Sunday, February 24, 2013

Carpal Tunnel, Carpe Diem

Lots of people noticed my wrist brace today. This leads to an explanation and a story.

I acquired a case of carpal tunnel from [blush] playing too much Minecraft. (Not very glamorous, I know. That's why I compensate by creating glamor elsewhere in my life.)

Due to my injury (which I incurred bravely while battling
zombies toddlers balrogs), I’ve spent the last month playing for primary one-handed. For the first few songs, nobody seemed to notice, and I quickly got very good at faking things by picking up most notes with my right hand.

At first, the challenge itself was enough. Then the accomplishment itself was enough.
After a while, though, I started to get bored again, mostly because I had been playing “My Heavenly Father Loves Me” over and over. 

My mother-in-law says that only the boring are bored. Very well, I decided to do my duty to make the world a better, or at least more interesting, place.

Seizing an inspiration, I announced from the piano that if senior primary did a really good job singing, I would play the song with *gasp!* one hand over my head!!

I hammed it up, naturally, waving my left hand around and adding in little arpeggios and trills.
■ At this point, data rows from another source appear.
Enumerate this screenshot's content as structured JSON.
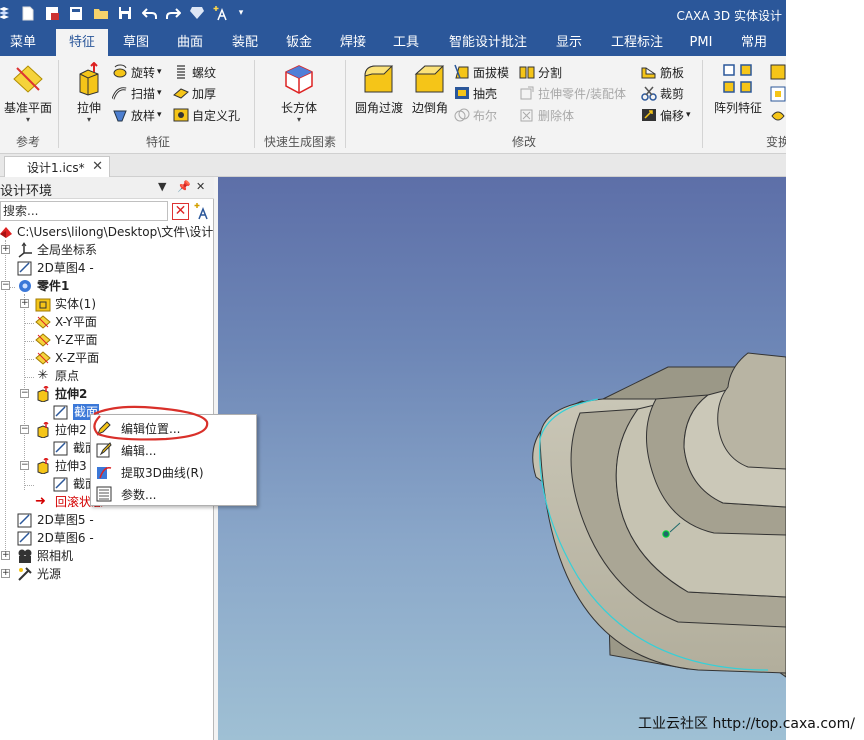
{
  "app": {
    "title": "CAXA 3D 实体设计"
  },
  "quick_access": [
    "app-logo-icon",
    "new-icon",
    "open-icon",
    "save-as-icon",
    "folder-icon",
    "save-icon",
    "undo-icon",
    "redo-icon",
    "gem-icon",
    "sparkle-icon",
    "dropdown-icon"
  ],
  "tabs": [
    {
      "label": "菜单"
    },
    {
      "label": "特征",
      "active": true
    },
    {
      "label": "草图"
    },
    {
      "label": "曲面"
    },
    {
      "label": "装配"
    },
    {
      "label": "钣金"
    },
    {
      "label": "焊接"
    },
    {
      "label": "工具"
    },
    {
      "label": "智能设计批注"
    },
    {
      "label": "显示"
    },
    {
      "label": "工程标注"
    },
    {
      "label": "PMI"
    },
    {
      "label": "常用"
    }
  ],
  "ribbon": {
    "groups": {
      "ref": "参考",
      "feature": "特征",
      "quick": "快速生成图素",
      "modify": "修改",
      "transform": "变换"
    },
    "base_plane": "基准平面",
    "extrude": "拉伸",
    "revolve": "旋转",
    "sweep": "扫描",
    "loft": "放样",
    "thread": "螺纹",
    "thicken": "加厚",
    "custom_hole": "自定义孔",
    "box": "长方体",
    "fillet": "圆角过渡",
    "chamfer": "边倒角",
    "draft": "面拔模",
    "shell": "抽壳",
    "boolean": "布尔",
    "split": "分割",
    "extrude_part": "拉伸零件/装配体",
    "delete_body": "删除体",
    "rib": "筋板",
    "trim": "裁剪",
    "offset": "偏移",
    "pattern": "阵列特征"
  },
  "doc_tab": {
    "label": "设计1.ics*"
  },
  "panel": {
    "title": "设计环境",
    "search_placeholder": "搜索..."
  },
  "tree": [
    {
      "label": "C:\\Users\\lilong\\Desktop\\文件\\设计",
      "icon": "design-root-icon"
    },
    {
      "label": "全局坐标系",
      "icon": "axes-icon"
    },
    {
      "label": "2D草图4 -",
      "icon": "sketch-icon"
    },
    {
      "label": "零件1",
      "icon": "part-icon"
    },
    {
      "label": "实体(1)",
      "icon": "solid-folder-icon"
    },
    {
      "label": "X-Y平面",
      "icon": "plane-icon"
    },
    {
      "label": "Y-Z平面",
      "icon": "plane-icon"
    },
    {
      "label": "X-Z平面",
      "icon": "plane-icon"
    },
    {
      "label": "原点",
      "icon": "origin-icon"
    },
    {
      "label": "拉伸2",
      "icon": "extrude-icon"
    },
    {
      "label": "截面",
      "icon": "sketch-icon"
    },
    {
      "label": "拉伸2",
      "icon": "extrude-icon"
    },
    {
      "label": "截面",
      "icon": "sketch-icon"
    },
    {
      "label": "拉伸3",
      "icon": "extrude-icon"
    },
    {
      "label": "截面",
      "icon": "sketch-icon"
    },
    {
      "label": "回滚状态",
      "icon": "rollback-arrow-icon"
    },
    {
      "label": "2D草图5 -",
      "icon": "sketch-icon"
    },
    {
      "label": "2D草图6 -",
      "icon": "sketch-icon"
    },
    {
      "label": "照相机",
      "icon": "camera-icon"
    },
    {
      "label": "光源",
      "icon": "light-icon"
    }
  ],
  "context_menu": [
    {
      "label": "编辑位置...",
      "icon": "edit-position-icon"
    },
    {
      "label": "编辑...",
      "icon": "edit-icon"
    },
    {
      "label": "提取3D曲线(R)",
      "icon": "extract-curve-icon"
    },
    {
      "label": "参数...",
      "icon": "parameters-icon"
    }
  ],
  "colors": {
    "accent": "#2b579a",
    "annotation": "#d9302a",
    "selection": "#3b78d8"
  },
  "watermark": "工业云社区 http://top.caxa.com/"
}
Everyone gasped in amazement.

When I finished, they applauded. I took a bow.

The kids got some practice, followed by free entertainment. I got some useful mileage out of my affliction, plus some recognition for my achievement.
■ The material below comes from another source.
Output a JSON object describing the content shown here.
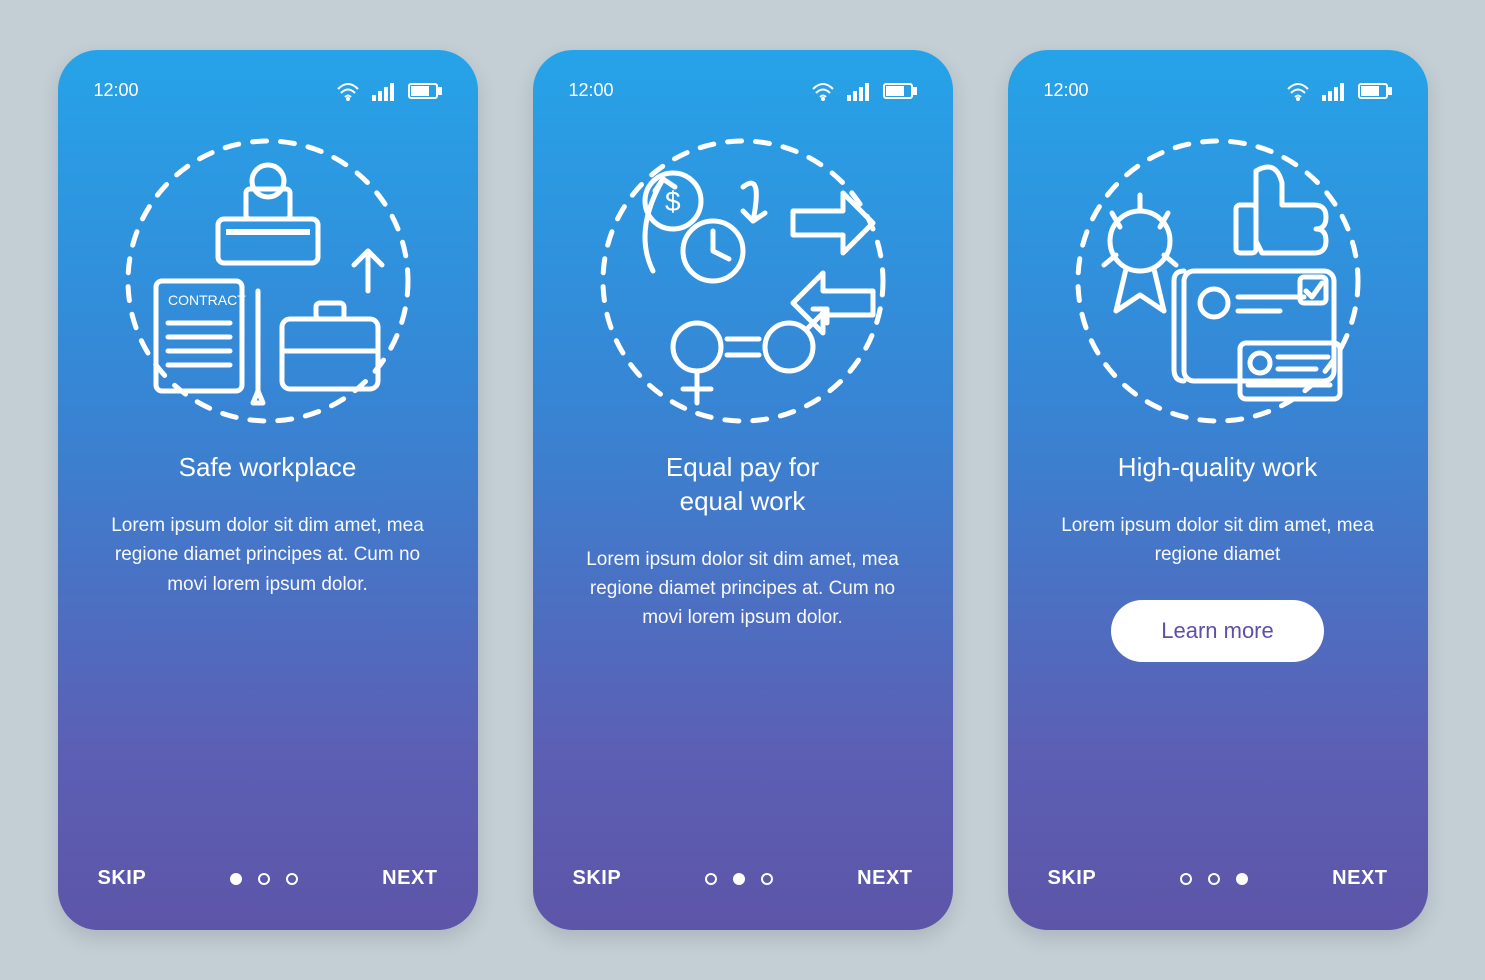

I just *ahem* forgot to mention that I had already played the song one-handed forty-odd times over the previous two weeks.

Now I’m wondering what other tricks I could try to enliven things.

Maybe I’ll practice playing the March song blindfolded. Or maybe I’ll attempt to play blindfolded without practicing at all. Or maybe I’ll cheat and make a “blindfold” that looks opaque but isn’t.

A good stage magician does not reveal all her secrets. It creates an aura of mystery. And
glamor  glamour.


Carolyn said...

I support playing with your eyes closed. You could even stage a contest of some sort -- whoever sings the loudest can come put their hands over your eyes to make sure you're not peeking!

Krenn said...

this would explain your disturbing absence on my minecraft server.

have you asked Jon about transferring the server files to your home server?

Gail said...

Carolyn--rookie mistake. Never, ever, encourage the primary (especially not junior primary) to have a loudness contest. It sounds like a Gator's football game. Scratch that. It sounds so horrible, it's like an LSU football game. Shouts. Screams. All volume, no presentation. No melody whatsoever. You can almost see the nodes growing in the kids' vocal chords.

Other than that, I like the idea. A child, picked by some other criteria, could come inspect and monitor me against cheating.

Renae Kingsley said...

What a fun way to spice up Primary. Too bad I missed it!

Jon said...

Next, you need to start limiting the number of fingers you use.

Brian Thomas said...

Sigh, the lack of creativity! How about playing while facing backwards? Toes-only? Upside-down? All three at once?! Or my personal favorite: playing piano while juggling. That would totally make my day.